Chess player now cannot do without the chess programme/computer -as what current World Champ Vishy Anand has said recently. Majority of tournament players at all level now used various chess programme such as Fritz, Rybka, Shredder, Hiarcs , Chessmaster etc.etc. For the chessbase family programme ( Fritz, Rybka, Hiarcs, Junior and Shredder,). However, there's a deep version of each engines which is stronger then the "non" deep version.
Actually, i never really understand what the different the multiprocessor can produced but after reading Andrew Ooi brilliant review, now i know better. The Deep version of Fritz 11 or Rybka 3 is designed for computer that used multiprocessor and it will performed slightly better then the "non" Deep version . However the main different is of course ...the price... which is quite significant.
My personal opinion is if you want to compete in engines tournament, the Deep version is logically the one to pick but if you are using the "beast" just for analyzing or key in your games, database etc...so the normal version should do. By the way, if you happen to have extra money to spent and don't know what to do with it..so why not...:)
Another interesting review about the beast can be read at chessbase.com recent article which describe about their new "adopted daughter" - Rybka 3 . The article really struck me especialy regarding the capability of engines ... 4 of them actually - Chess, Human , Dynamics and 960 . The main feature is you can pick the correct engine for different circumstances.

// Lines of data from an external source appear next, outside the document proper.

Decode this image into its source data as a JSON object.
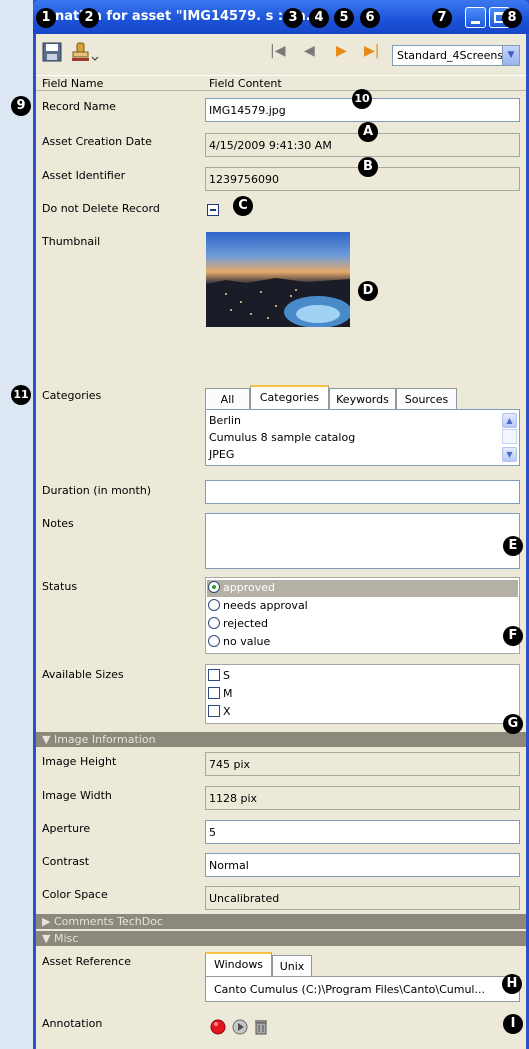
{
  "window": {
    "title": "Information for asset \"IMG14579.jpg\" - Status : Sa...",
    "title_shown": "nation for asset \"IMG14579.     s : Sa..",
    "colors": {
      "titlebar": "#1b52d8",
      "client": "#ece9d8",
      "section": "#8c887c",
      "selected": "#b4b0a4"
    }
  },
  "toolbar": {
    "save_icon": "save-icon",
    "stamp_icon": "stamp-icon",
    "first_glyph": "|◀",
    "prev_glyph": "◀",
    "next_glyph": "▶",
    "last_glyph": "▶|",
    "preset": "Standard_4Screens"
  },
  "columns": {
    "name": "Field Name",
    "content": "Field Content"
  },
  "fields": {
    "record_name": {
      "label": "Record Name",
      "value": "IMG14579.jpg"
    },
    "creation_date": {
      "label": "Asset Creation Date",
      "value": "4/15/2009 9:41:30 AM"
    },
    "identifier": {
      "label": "Asset Identifier",
      "value": "1239756090"
    },
    "do_not_delete": {
      "label": "Do not Delete Record",
      "state": "indeterminate"
    },
    "thumbnail": {
      "label": "Thumbnail"
    },
    "categories": {
      "label": "Categories",
      "tabs": [
        "All",
        "Categories",
        "Keywords",
        "Sources"
      ],
      "active_tab": "Categories",
      "items": [
        "Berlin",
        "Cumulus 8 sample catalog",
        "JPEG"
      ]
    },
    "duration": {
      "label": "Duration (in month)",
      "value": ""
    },
    "notes": {
      "label": "Notes",
      "value": ""
    },
    "status": {
      "label": "Status",
      "options": [
        "approved",
        "needs approval",
        "rejected",
        "no value"
      ],
      "selected": "approved"
    },
    "sizes": {
      "label": "Available Sizes",
      "options": [
        "S",
        "M",
        "X"
      ]
    }
  },
  "sections": {
    "image_info": "▼ Image Information",
    "comments": "▶ Comments TechDoc",
    "misc": "▼ Misc"
  },
  "image_info": {
    "height": {
      "label": "Image Height",
      "value": "745 pix"
    },
    "width": {
      "label": "Image Width",
      "value": "1128 pix"
    },
    "aperture": {
      "label": "Aperture",
      "value": "5"
    },
    "contrast": {
      "label": "Contrast",
      "value": "Normal"
    },
    "color_space": {
      "label": "Color Space",
      "value": "Uncalibrated"
    }
  },
  "misc": {
    "asset_reference": {
      "label": "Asset Reference",
      "tabs": [
        "Windows",
        "Unix"
      ],
      "active_tab": "Windows",
      "value": "Canto Cumulus (C:)\\Program Files\\Canto\\Cumul..."
    },
    "annotation": {
      "label": "Annotation",
      "icons": [
        "record-icon",
        "play-icon",
        "trash-icon"
      ]
    }
  },
  "markers": {
    "m1": "1",
    "m2": "2",
    "m3": "3",
    "m4": "4",
    "m5": "5",
    "m6": "6",
    "m7": "7",
    "m8": "8",
    "m9": "9",
    "m10": "10",
    "m11": "11",
    "mA": "A",
    "mB": "B",
    "mC": "C",
    "mD": "D",
    "mE": "E",
    "mF": "F",
    "mG": "G",
    "mH": "H",
    "mI": "I"
  }
}
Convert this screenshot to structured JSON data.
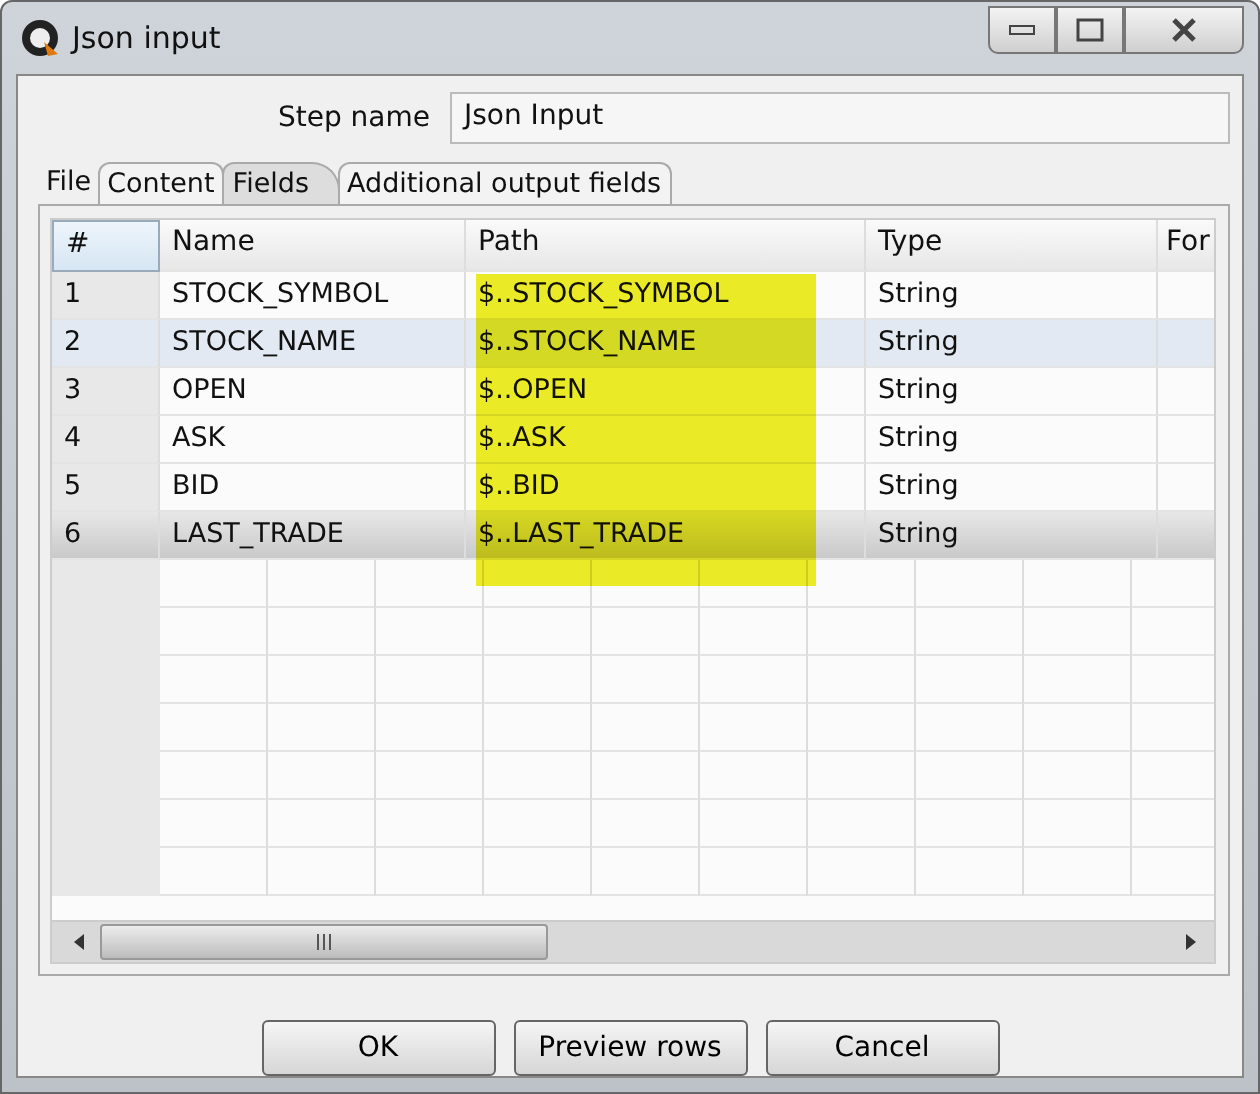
{
  "window": {
    "title": "Json input"
  },
  "step_name": {
    "label": "Step name",
    "value": "Json Input"
  },
  "tabs": [
    {
      "label": "File",
      "selected": false
    },
    {
      "label": "Content",
      "selected": false
    },
    {
      "label": "Fields",
      "selected": true
    },
    {
      "label": "Additional output fields",
      "selected": false
    }
  ],
  "table": {
    "columns": [
      "#",
      "Name",
      "Path",
      "Type",
      "For"
    ],
    "path_highlighted": true,
    "rows": [
      {
        "cells": [
          "1",
          "STOCK_SYMBOL",
          "$..STOCK_SYMBOL",
          "String"
        ],
        "selected": false,
        "focused": false
      },
      {
        "cells": [
          "2",
          "STOCK_NAME",
          "$..STOCK_NAME",
          "String"
        ],
        "selected": false,
        "focused": true
      },
      {
        "cells": [
          "3",
          "OPEN",
          "$..OPEN",
          "String"
        ],
        "selected": false,
        "focused": false
      },
      {
        "cells": [
          "4",
          "ASK",
          "$..ASK",
          "String"
        ],
        "selected": false,
        "focused": false
      },
      {
        "cells": [
          "5",
          "BID",
          "$..BID",
          "String"
        ],
        "selected": false,
        "focused": false
      },
      {
        "cells": [
          "6",
          "LAST_TRADE",
          "$..LAST_TRADE",
          "String"
        ],
        "selected": true,
        "focused": false
      }
    ]
  },
  "buttons": [
    "OK",
    "Preview rows",
    "Cancel"
  ]
}
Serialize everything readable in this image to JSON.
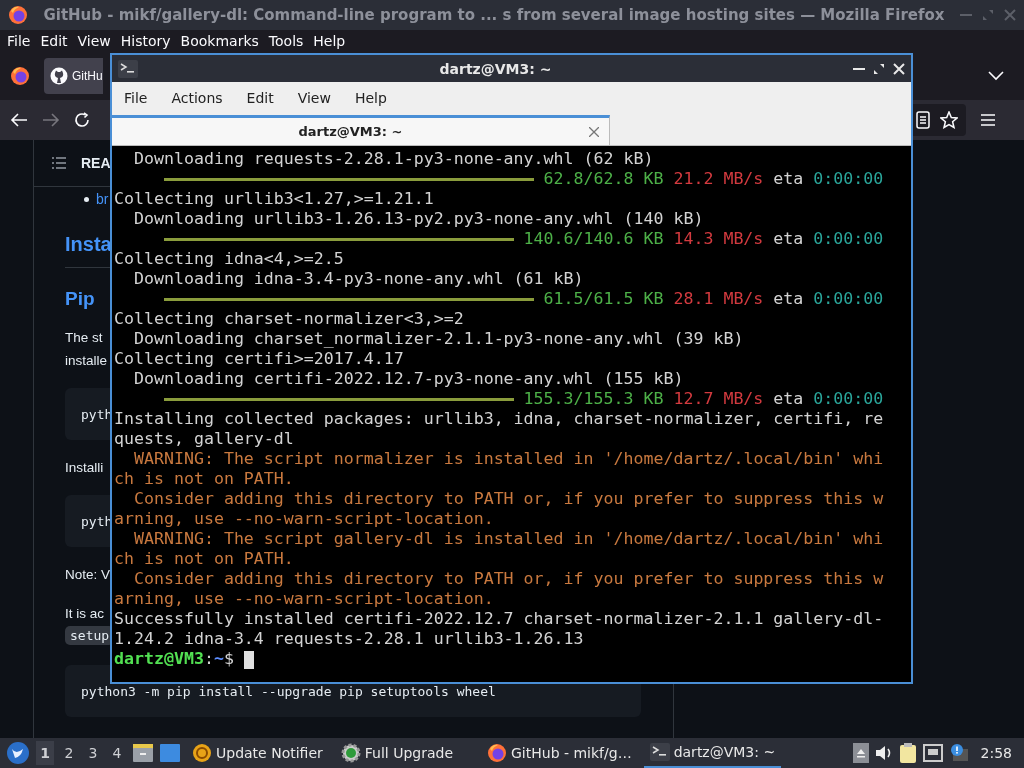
{
  "browser": {
    "title": "GitHub - mikf/gallery-dl: Command-line program to ... s from several image hosting sites — Mozilla Firefox",
    "menu": [
      "File",
      "Edit",
      "View",
      "History",
      "Bookmarks",
      "Tools",
      "Help"
    ],
    "tab": {
      "label": "GitHu"
    },
    "page": {
      "toc_label": "REA",
      "bullet": "br",
      "heading": "Insta",
      "subheading": "Pip",
      "paragraph1": [
        "The st",
        "installe"
      ],
      "code1": "pyth",
      "paragraph2": "Installi",
      "code2": "pyth",
      "note": "Note: V",
      "paragraph3": "It is ac",
      "inline_code": "setup",
      "code3": "python3 -m pip install --upgrade pip setuptools wheel"
    }
  },
  "terminal": {
    "title": "dartz@VM3: ~",
    "menu": [
      "File",
      "Actions",
      "Edit",
      "View",
      "Help"
    ],
    "tab": {
      "label": "dartz@VM3: ~"
    },
    "lines": [
      {
        "kind": "text",
        "text": "  Downloading requests-2.28.1-py3-none-any.whl (62 kB)"
      },
      {
        "kind": "progress",
        "level": 1,
        "amount": "62.8/62.8 KB",
        "rate": "21.2 MB/s",
        "eta_label": "eta",
        "eta": "0:00:00"
      },
      {
        "kind": "text",
        "text": "Collecting urllib3<1.27,>=1.21.1"
      },
      {
        "kind": "text",
        "text": "  Downloading urllib3-1.26.13-py2.py3-none-any.whl (140 kB)"
      },
      {
        "kind": "progress",
        "level": 1,
        "amount": "140.6/140.6 KB",
        "rate": "14.3 MB/s",
        "eta_label": "eta",
        "eta": "0:00:00"
      },
      {
        "kind": "text",
        "text": "Collecting idna<4,>=2.5"
      },
      {
        "kind": "text",
        "text": "  Downloading idna-3.4-py3-none-any.whl (61 kB)"
      },
      {
        "kind": "progress",
        "level": 1,
        "amount": "61.5/61.5 KB",
        "rate": "28.1 MB/s",
        "eta_label": "eta",
        "eta": "0:00:00"
      },
      {
        "kind": "text",
        "text": "Collecting charset-normalizer<3,>=2"
      },
      {
        "kind": "text",
        "text": "  Downloading charset_normalizer-2.1.1-py3-none-any.whl (39 kB)"
      },
      {
        "kind": "text",
        "text": "Collecting certifi>=2017.4.17"
      },
      {
        "kind": "text",
        "text": "  Downloading certifi-2022.12.7-py3-none-any.whl (155 kB)"
      },
      {
        "kind": "progress",
        "level": 1,
        "amount": "155.3/155.3 KB",
        "rate": "12.7 MB/s",
        "eta_label": "eta",
        "eta": "0:00:00"
      },
      {
        "kind": "text",
        "text": "Installing collected packages: urllib3, idna, charset-normalizer, certifi, re"
      },
      {
        "kind": "text",
        "text": "quests, gallery-dl"
      },
      {
        "kind": "warning",
        "text": "  WARNING: The script normalizer is installed in '/home/dartz/.local/bin' whi"
      },
      {
        "kind": "warning",
        "text": "ch is not on PATH."
      },
      {
        "kind": "warning",
        "text": "  Consider adding this directory to PATH or, if you prefer to suppress this w"
      },
      {
        "kind": "warning",
        "text": "arning, use --no-warn-script-location."
      },
      {
        "kind": "warning",
        "text": "  WARNING: The script gallery-dl is installed in '/home/dartz/.local/bin' whi"
      },
      {
        "kind": "warning",
        "text": "ch is not on PATH."
      },
      {
        "kind": "warning",
        "text": "  Consider adding this directory to PATH or, if you prefer to suppress this w"
      },
      {
        "kind": "warning",
        "text": "arning, use --no-warn-script-location."
      },
      {
        "kind": "text",
        "text": "Successfully installed certifi-2022.12.7 charset-normalizer-2.1.1 gallery-dl-"
      },
      {
        "kind": "text",
        "text": "1.24.2 idna-3.4 requests-2.28.1 urllib3-1.26.13"
      },
      {
        "kind": "prompt",
        "user": "dartz@VM3",
        "sep": ":",
        "path": "~",
        "symbol": "$"
      }
    ]
  },
  "taskbar": {
    "workspaces": [
      {
        "label": "1",
        "selected": true
      },
      {
        "label": "2",
        "selected": false
      },
      {
        "label": "3",
        "selected": false
      },
      {
        "label": "4",
        "selected": false
      }
    ],
    "launchers": [
      {
        "kind": "update",
        "label": "Update Notifier"
      },
      {
        "kind": "upgrade",
        "label": "Full Upgrade"
      }
    ],
    "tasks": [
      {
        "kind": "firefox",
        "label": "GitHub - mikf/g…",
        "selected": false
      },
      {
        "kind": "terminal",
        "label": "dartz@VM3: ~",
        "selected": true
      }
    ],
    "clock": "2:58"
  }
}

Below are excerpts from the article :-
The engine is the standard computer chess engine. It does the thing you expect from a chess computer: plays strong moves and a very tough game. It tends to play the way a computer plays: favoring tactical play at the expense of ignoring subtler positional nuances. It tries to evaluate as many positions as it can as quickly as possible, sacrificing chess "knowledge" for raw speed and power.
The engine tends to play chess more like a person would play the game. More positional chess knowledge is built into the engine's evaluation functions. Because it has to run down a sort of "checklist" of positional evaluation criteria, it will assess positions somewhat more slowly than the other two, more tactical, engines, but will tend to be better at finding positional (even "thematic") solutions to problems encountered in a chess game.
The engine is a tactical monster and is, in many ways, the exact opposite of the Human engine. The Dynamic engine is best at finding compensation for sacrificed material, so it's a great engine for evaluating middle game positions arising from gambit openings.
The engine is a variant of Fischerrandom chess. If you start a Chess 960 game in the Fritz/Rybka GUI, the Chess960 engine will be selected automatically by the software as a default.